Collection or creation of data is the first step in the life cycle of data management. In many cases, data already exists but must be found and then cleaned (checked for accuracy and consistency), organized for a specific purpose, saved, shared, and updated. Data collection should be conducted with an awareness of what data is of interest, to whom, and how they will use it. Otherwise irrelevant or incomplete data will be collected.
There is a hierarchy of sources for data collection:
During data collection, also identify who is responsible for each part and have a system for tracking who worked on what, so that any later questions can be appropriately directed. Checking data can be more time-consuming than setting high, consistently applied standards for collecting it in the first place. If there is conflicting information from the same source, or missing information, be sure to make a clear note about the issue so that further review can be done later.
The source of data should always be noted for future reference. Without proper citations, information cannot be verified by others. Citation style should include basic information such as the name of the individual or organization who created the information, the year of production, the title of the document, the publisher (if different from the creator), and the link to the information. A standard guide is the Chicago Manual of Style of Citation (http://www.chicagomanualofstyle.org/tools_citationguide.html).
Web sources of data should be saved in case they become unavailable in the future. To prevent missing information from broken links to online sources, save screenshots of webpages or submit them to archive.org (Preferred option) for preservation. This is especially important for official government documents that may not remain online.

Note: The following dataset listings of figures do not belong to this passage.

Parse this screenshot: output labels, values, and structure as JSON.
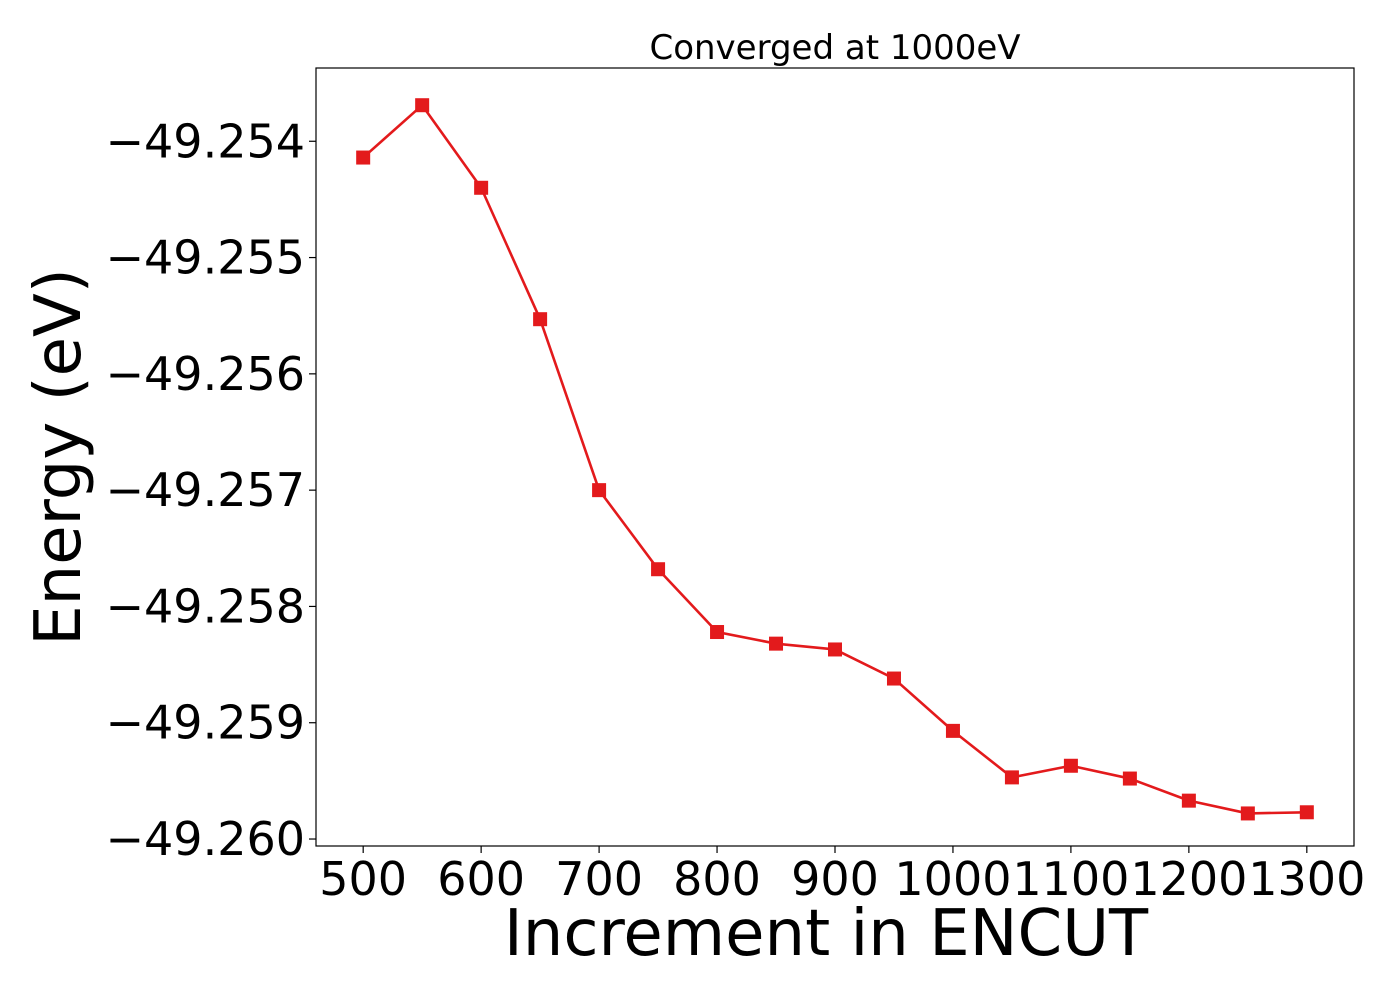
{
  "chart_data": {
    "type": "line",
    "title": "Converged at 1000eV",
    "xlabel": "Increment in ENCUT",
    "ylabel": "Energy (eV)",
    "xlim": [
      460,
      1340
    ],
    "ylim": [
      -49.26006,
      -49.25337
    ],
    "xticks": [
      500,
      600,
      700,
      800,
      900,
      1000,
      1100,
      1200,
      1300
    ],
    "xtick_labels": [
      "500",
      "600",
      "700",
      "800",
      "900",
      "1000",
      "1100",
      "1200",
      "1300"
    ],
    "yticks": [
      -49.254,
      -49.255,
      -49.256,
      -49.257,
      -49.258,
      -49.259,
      -49.26
    ],
    "ytick_labels": [
      "−49.254",
      "−49.255",
      "−49.256",
      "−49.257",
      "−49.258",
      "−49.259",
      "−49.260"
    ],
    "grid": false,
    "legend": "none",
    "series": [
      {
        "color": "#e31a1c",
        "marker": "square",
        "x": [
          500,
          550,
          600,
          650,
          700,
          750,
          800,
          850,
          900,
          950,
          1000,
          1050,
          1100,
          1150,
          1200,
          1250,
          1300
        ],
        "y": [
          -49.25414,
          -49.25369,
          -49.2544,
          -49.25553,
          -49.257,
          -49.25768,
          -49.25822,
          -49.25832,
          -49.25837,
          -49.25862,
          -49.25907,
          -49.25947,
          -49.25937,
          -49.25948,
          -49.25967,
          -49.25978,
          -49.25977
        ]
      }
    ]
  }
}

Internet Archive (http://archive.org/web/) should be used to capture a web page as it appears at the time of access for use as a trusted citation in the future.
All sources of information should be archived on this site if the source is cited in anyway that provides evidence of information attained. The link generated from the web archive can be added to the resource record on CKAN as a url and/or in the reference section for the landing pages or topic pages. The document type Archive web content should be selected when entering in the library record.
All government or civil society groups websites should be archived as these sites have the highest probability of being altered or shut down.
Publication place - should list the exact URL that the site is located.
Publication date - should be the date the site or page was last updated.
Screenshots should be cited as follows:
[Source name], [Title of page], screenshot from [Source name] website on [date], [insert URL]
Example: Ministry of Agriculture, Forestry and Fisheries, Economic Land Concession Profile: (Cambodia) Research Mining and Development, screenshot from MAFF website on 21 June 2011 (insert URL).